Which makes us all equal and all one. Paul puts it well: If the hand were to say to the eye, I am better than you because I can grasp things and pick them up. The eye could say, “Yeah, watch what happens when I close my eye lids. Good luck picking. up anything now!”
Or the eye could say to the foot, “See how much better I am than you…way up here on top of the body. All you can do is shuffle through the dirt, but I can see the most beautiful sights in far flung parts of the world. “Oh yeah, the foot might respond,” good luck seeing all those great things, because I am going to stand right here and never move again.”

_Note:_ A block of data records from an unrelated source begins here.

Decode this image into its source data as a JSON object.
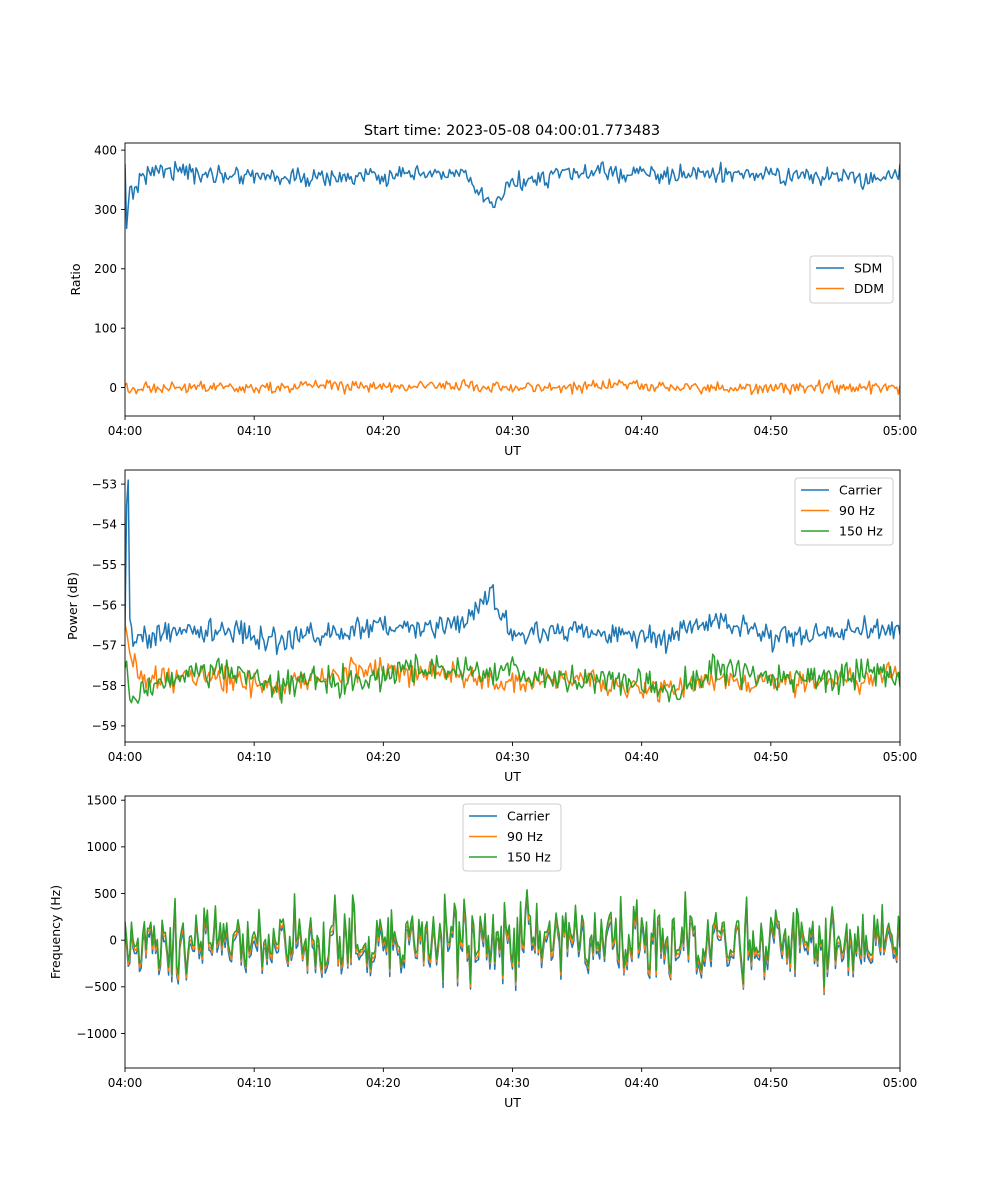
{
  "figure": {
    "title": "Start time: 2023-05-08 04:00:01.773483"
  },
  "colors": {
    "blue": "#1f77b4",
    "orange": "#ff7f0e",
    "green": "#2ca02c"
  },
  "chart_data": [
    {
      "type": "line",
      "title": "Start time: 2023-05-08 04:00:01.773483",
      "xlabel": "UT",
      "ylabel": "Ratio",
      "xlim": [
        "04:00",
        "05:00"
      ],
      "xticks": [
        "04:00",
        "04:10",
        "04:20",
        "04:30",
        "04:40",
        "04:50",
        "05:00"
      ],
      "ylim": [
        -48,
        412
      ],
      "yticks": [
        0,
        100,
        200,
        300,
        400
      ],
      "ytick_labels": [
        "0",
        "100",
        "200",
        "300",
        "400"
      ],
      "grid": false,
      "legend": "center-right",
      "x_minutes": [
        0,
        0.15,
        0.3,
        0.6,
        1.5,
        3,
        6,
        9,
        12,
        14,
        18,
        22,
        26,
        28.3,
        30,
        34,
        38,
        42,
        46,
        50,
        54,
        58,
        60
      ],
      "series": [
        {
          "name": "SDM",
          "color": "#1f77b4",
          "values": [
            365,
            252,
            340,
            330,
            360,
            370,
            358,
            360,
            355,
            352,
            355,
            356,
            362,
            305,
            345,
            360,
            362,
            358,
            360,
            358,
            355,
            352,
            362
          ],
          "noise": 14
        },
        {
          "name": "DDM",
          "color": "#ff7f0e",
          "values": [
            0,
            -5,
            -10,
            -5,
            0,
            0,
            0,
            0,
            -3,
            5,
            0,
            0,
            5,
            -3,
            0,
            0,
            5,
            0,
            0,
            0,
            0,
            0,
            0
          ],
          "noise": 9
        }
      ]
    },
    {
      "type": "line",
      "title": "",
      "xlabel": "UT",
      "ylabel": "Power (dB)",
      "xlim": [
        "04:00",
        "05:00"
      ],
      "xticks": [
        "04:00",
        "04:10",
        "04:20",
        "04:30",
        "04:40",
        "04:50",
        "05:00"
      ],
      "ylim": [
        -59.4,
        -52.65
      ],
      "yticks": [
        -59,
        -58,
        -57,
        -56,
        -55,
        -54,
        -53
      ],
      "ytick_labels": [
        "−59",
        "−58",
        "−57",
        "−56",
        "−55",
        "−54",
        "−53"
      ],
      "grid": false,
      "legend": "top-right",
      "x_minutes": [
        0,
        0.15,
        0.3,
        0.6,
        1.5,
        3,
        6,
        9,
        12,
        14,
        18,
        22,
        26,
        28.3,
        30,
        34,
        38,
        42,
        46,
        50,
        54,
        58,
        60
      ],
      "series": [
        {
          "name": "Carrier",
          "color": "#1f77b4",
          "values": [
            -56.5,
            -52.9,
            -56.3,
            -56.9,
            -56.8,
            -56.7,
            -56.6,
            -56.7,
            -56.9,
            -56.8,
            -56.6,
            -56.5,
            -56.5,
            -55.6,
            -56.8,
            -56.6,
            -56.7,
            -56.8,
            -56.4,
            -56.8,
            -56.7,
            -56.6,
            -56.7
          ],
          "noise": 0.28
        },
        {
          "name": "90 Hz",
          "color": "#ff7f0e",
          "values": [
            -56.4,
            -56.8,
            -57.2,
            -57.6,
            -57.8,
            -57.8,
            -57.7,
            -57.9,
            -58.1,
            -57.8,
            -57.6,
            -57.7,
            -57.8,
            -57.9,
            -57.9,
            -57.8,
            -58.0,
            -58.0,
            -57.9,
            -57.9,
            -57.9,
            -57.8,
            -57.6
          ],
          "noise": 0.3
        },
        {
          "name": "150 Hz",
          "color": "#2ca02c",
          "values": [
            -57.5,
            -57.8,
            -58.2,
            -58.4,
            -58.0,
            -57.8,
            -57.6,
            -57.7,
            -58.0,
            -57.8,
            -57.9,
            -57.6,
            -57.6,
            -57.8,
            -57.6,
            -57.9,
            -57.8,
            -58.2,
            -57.6,
            -57.8,
            -57.9,
            -57.6,
            -57.8
          ],
          "noise": 0.33
        }
      ]
    },
    {
      "type": "line",
      "title": "",
      "xlabel": "UT",
      "ylabel": "Frequency (Hz)",
      "xlim": [
        "04:00",
        "05:00"
      ],
      "xticks": [
        "04:00",
        "04:10",
        "04:20",
        "04:30",
        "04:40",
        "04:50",
        "05:00"
      ],
      "ylim": [
        -1370,
        1545
      ],
      "yticks": [
        -1000,
        -500,
        0,
        500,
        1000,
        1500
      ],
      "ytick_labels": [
        "−1000",
        "−500",
        "0",
        "500",
        "1000",
        "1500"
      ],
      "grid": false,
      "legend": "upper-center",
      "x_minutes": [
        0,
        0.15,
        0.3,
        0.6,
        1.5,
        3,
        6,
        9,
        12,
        14,
        18,
        22,
        26,
        28.3,
        30,
        34,
        38,
        42,
        46,
        50,
        54,
        58,
        60
      ],
      "series": [
        {
          "name": "Carrier",
          "color": "#1f77b4",
          "values": [
            -50,
            -60,
            -40,
            -60,
            -60,
            -60,
            -60,
            -60,
            -60,
            -60,
            -60,
            -60,
            -60,
            -60,
            -60,
            -60,
            -60,
            -60,
            -60,
            -60,
            -60,
            -60,
            -60
          ],
          "noise": 330
        },
        {
          "name": "90 Hz",
          "color": "#ff7f0e",
          "values": [
            -10,
            -20,
            0,
            -20,
            -20,
            -20,
            -20,
            -20,
            -20,
            -20,
            -20,
            -20,
            -20,
            -20,
            -20,
            -20,
            -20,
            -20,
            -20,
            -20,
            -20,
            -20,
            -20
          ],
          "noise": 330
        },
        {
          "name": "150 Hz",
          "color": "#2ca02c",
          "values": [
            20,
            20,
            40,
            20,
            20,
            20,
            20,
            20,
            20,
            20,
            20,
            20,
            20,
            20,
            20,
            20,
            20,
            20,
            20,
            20,
            20,
            20,
            20
          ],
          "noise": 330
        }
      ]
    }
  ]
}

The parts of the body might well bicker with each other, each believing they are more important than all the others, but each remains a part of the body and each is indispensable to the work of all. And it is only by recognizing their radical unity and equality that they accomplish anything at all.

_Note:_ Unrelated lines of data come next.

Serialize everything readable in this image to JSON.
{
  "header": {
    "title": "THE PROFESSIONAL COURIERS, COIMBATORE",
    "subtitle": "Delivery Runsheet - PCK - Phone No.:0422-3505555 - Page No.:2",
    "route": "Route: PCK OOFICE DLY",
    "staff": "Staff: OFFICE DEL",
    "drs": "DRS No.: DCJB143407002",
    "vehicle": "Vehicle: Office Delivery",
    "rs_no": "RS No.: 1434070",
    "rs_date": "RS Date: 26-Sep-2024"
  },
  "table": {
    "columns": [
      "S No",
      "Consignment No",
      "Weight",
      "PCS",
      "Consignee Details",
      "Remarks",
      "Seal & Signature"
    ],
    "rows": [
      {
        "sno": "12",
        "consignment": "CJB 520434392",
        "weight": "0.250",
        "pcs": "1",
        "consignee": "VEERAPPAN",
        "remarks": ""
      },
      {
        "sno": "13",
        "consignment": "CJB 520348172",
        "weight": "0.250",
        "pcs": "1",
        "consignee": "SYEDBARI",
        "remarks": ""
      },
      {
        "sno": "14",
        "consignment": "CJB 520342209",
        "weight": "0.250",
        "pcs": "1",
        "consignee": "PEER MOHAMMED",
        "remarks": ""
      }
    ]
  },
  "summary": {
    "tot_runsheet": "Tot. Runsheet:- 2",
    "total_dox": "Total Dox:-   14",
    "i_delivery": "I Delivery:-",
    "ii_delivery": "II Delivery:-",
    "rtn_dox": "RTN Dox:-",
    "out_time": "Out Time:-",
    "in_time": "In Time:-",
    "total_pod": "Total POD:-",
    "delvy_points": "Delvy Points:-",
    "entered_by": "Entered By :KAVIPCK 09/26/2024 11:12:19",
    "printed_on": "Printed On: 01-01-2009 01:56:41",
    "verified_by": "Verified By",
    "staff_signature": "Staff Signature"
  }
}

No one is better than anyone else in the Church, for in the Body of Christ there is neither Greek nor Jew, Slave nor Free, Male nor Female, but all are one in him. There is neither French nor Irish, Bright nor slow, rich nor poor, but all are one in him.
And every time we get up on our high horse and think we are better than “that poor thing over there” we get into trouble. For we forget, as Saint Theresa used to tell us, that it is in our littleness that we find greatness and in loving, not being jealous of others, that we find happiness. Did you ever hear what she wrote about the flowers God gives us in the springtime?
“Our Lord has explained this mystery to me. He showed me the book of nature, and I understood that every flower created by him is beautiful, that the brilliance of the rose and the whiteness of the lily do not lessen the perfume of the violet or the sweet simplicity of the daisy. I understood that if all the lowly flowers wished to be roses, nature would lose its springtime beauty, and the fields would not longer be enameled with lovely colors. And so it is in the world of souls, Our Lord’s living garden. He has been pleased to create great Saints who may be compared to the lily and the rose, but he has also created little ones, who must be content to be daisies or simple violets flowering at his feet, and whose mission it is to gladden his Divine Eyes when he looks down upon them. And the more gladly they do his will the greater their perfection.”
So, through the intercession of Saint Theresa and Saint Paul, may we love all the flowers of God’s Church and cherish the people sitting behind you and in front of you, in the back pew and the front, as truly gifts from God.